Either of the above may also be a map keyed by the value of the AU's au_coverage_depth attribute (usually one of abstracts, tablesofcontents, fulltext), in order to tailor the substance patterns for AUs that are expect to contain only abstracts or tables of contents.

plugin_substance_predicate_factory 
Name of a class that implements org.lockss.plugin.SubstancePredicateFactory to implement runtime checks for substance (e.g., to examine the content).
plugin_archive_file_types 
Either the string "standard" or an instance of org.lockss.plugin.ArchiveFileTypes, specifying the types of archive files (zip, tar, etc.) in this plugin's AUs whose members will be individually accessible, using the syntax <archive-file-url>!/<member-name>. Article iterators (see Metadata Extraction) will also include members in the iteration.<p> The value "standard" specifies that all known archive file types should be handled: zip, tar, tgz.

 <entry>
   <string>plugin_archive_file_types</string>
   <string>standard</string>
 </entry>
Otherwise the value should specify the extensions and MIME types that should be handled. E.g.,
 <entry>
   <string>plugin_archive_file_types</string>
   <org.lockss.plugin.ArchiveFileTypes>
     <extMimeMap>
     <entry>
         <string>.zip</string>
           <string>.zip</string>
           </entry>
           <entry>
         <string>application/zip</string>
           <string>.zip</string>
           </entry>
     </extMimeMap>
   </org.lockss.plugin.ArchiveFileTypes>
 </entry>

Metadata Extraction

Metadata extractors locate and extract bibliographic metadata from articles preserved within an AU. The metadata is normally stored in a matadata database and can be used for a number of purposes, such as searching for an article based on a bibliographic citation.

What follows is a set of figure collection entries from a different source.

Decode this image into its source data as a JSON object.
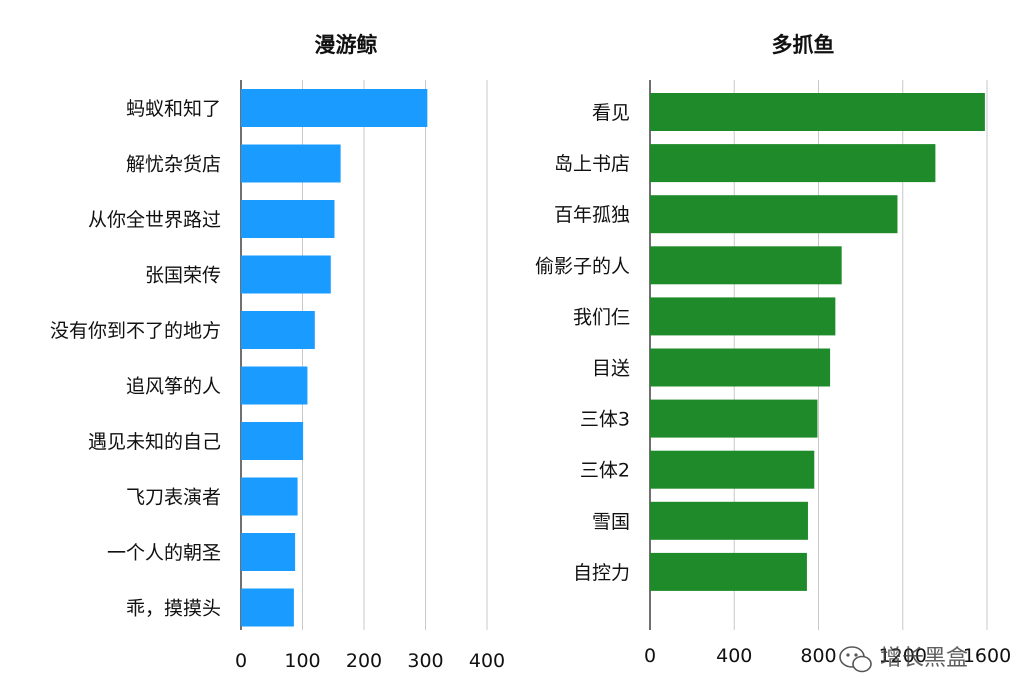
{
  "chart_data": [
    {
      "type": "bar",
      "orientation": "horizontal",
      "title": "漫游鲸",
      "color": "#1a9bff",
      "categories": [
        "蚂蚁和知了",
        "解忧杂货店",
        "从你全世界路过",
        "张国荣传",
        "没有你到不了的地方",
        "追风筝的人",
        "遇见未知的自己",
        "飞刀表演者",
        "一个人的朝圣",
        "乖，摸摸头"
      ],
      "values": [
        303,
        162,
        152,
        146,
        120,
        108,
        101,
        92,
        88,
        86
      ],
      "xlim": [
        0,
        400
      ],
      "xticks": [
        0,
        100,
        200,
        300,
        400
      ],
      "grid": "vertical"
    },
    {
      "type": "bar",
      "orientation": "horizontal",
      "title": "多抓鱼",
      "color": "#1f8a2a",
      "categories": [
        "看见",
        "岛上书店",
        "百年孤独",
        "偷影子的人",
        "我们仨",
        "目送",
        "三体3",
        "三体2",
        "雪国",
        "自控力"
      ],
      "values": [
        1590,
        1355,
        1175,
        910,
        880,
        855,
        795,
        780,
        750,
        745
      ],
      "xlim": [
        0,
        1600
      ],
      "xticks": [
        0,
        400,
        800,
        1200,
        1600
      ],
      "grid": "vertical"
    }
  ],
  "watermark": {
    "text": "增长黑盒",
    "icon": "wechat-icon"
  }
}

Plugins must define an Article Iterator, which locates the files within the AU where metadata is located, and one or more Metadata Extractors. General purpose base classes are provided to plugins generally need to supply only plugin-specific behavior.

plugin_article_iterator_factory 
Name of a class that implements org.lockss.plugin.ArticleIteratorFactory. The class should return an Iterator<ArticleFiles> pointing to the file(s) making up each "article" in the AU.
plugin_article_metadata_extractor_factory 
Name of a class that implements org.lockss.plugin.ArticleIteratorFactory. The class will be invoked on each ArticleFiles returned by the iterator, and should invoke a MIME type-specific metadata extractor on each relevant file.
plugin_default_article_mime_type 
MIME type of article files (e.g., application/pdf). Used only when the plugin's article iterator doesn't make this decision itself. [Not sure this is right.]
mime-type_metadata_extractor_factory_map 
A map of metadata type to the name of a class that implements org.lockss.extractor.FileMetadataExtractorFactory, which knows how to extract the specified type of metadata from files of the specified MIME type.
 <entry>
   <string>text/html_metadata_extractor_factory_map</string>
   <map>
     <entry>
       <string>*;DublinCore</string>
       <string>org.lockss.plugin.pion.PionHtmlMetadataExtractorFactory</string>
     </entry>
   </map>
 </entry>
 <entry>
   <string>application/ris_metadata_extractor_factory_map</string>
   <map>
     <entry>
       <string>*;RIS</string>
       <string>org.lockss.plugin.pion.PionRisMetadataExtractorFactory</string>
      </entry>
   </map>
 </entry>

Obsolescent

au_crawl_depth (I) 
Obsolescent name of au_refetch_depth.
au_manifest (S) 
Obsolescent name of au_permission_url.
<mime-type>_parser 
<mime-type>_filter 
Obsolescent link extractor & hash filter.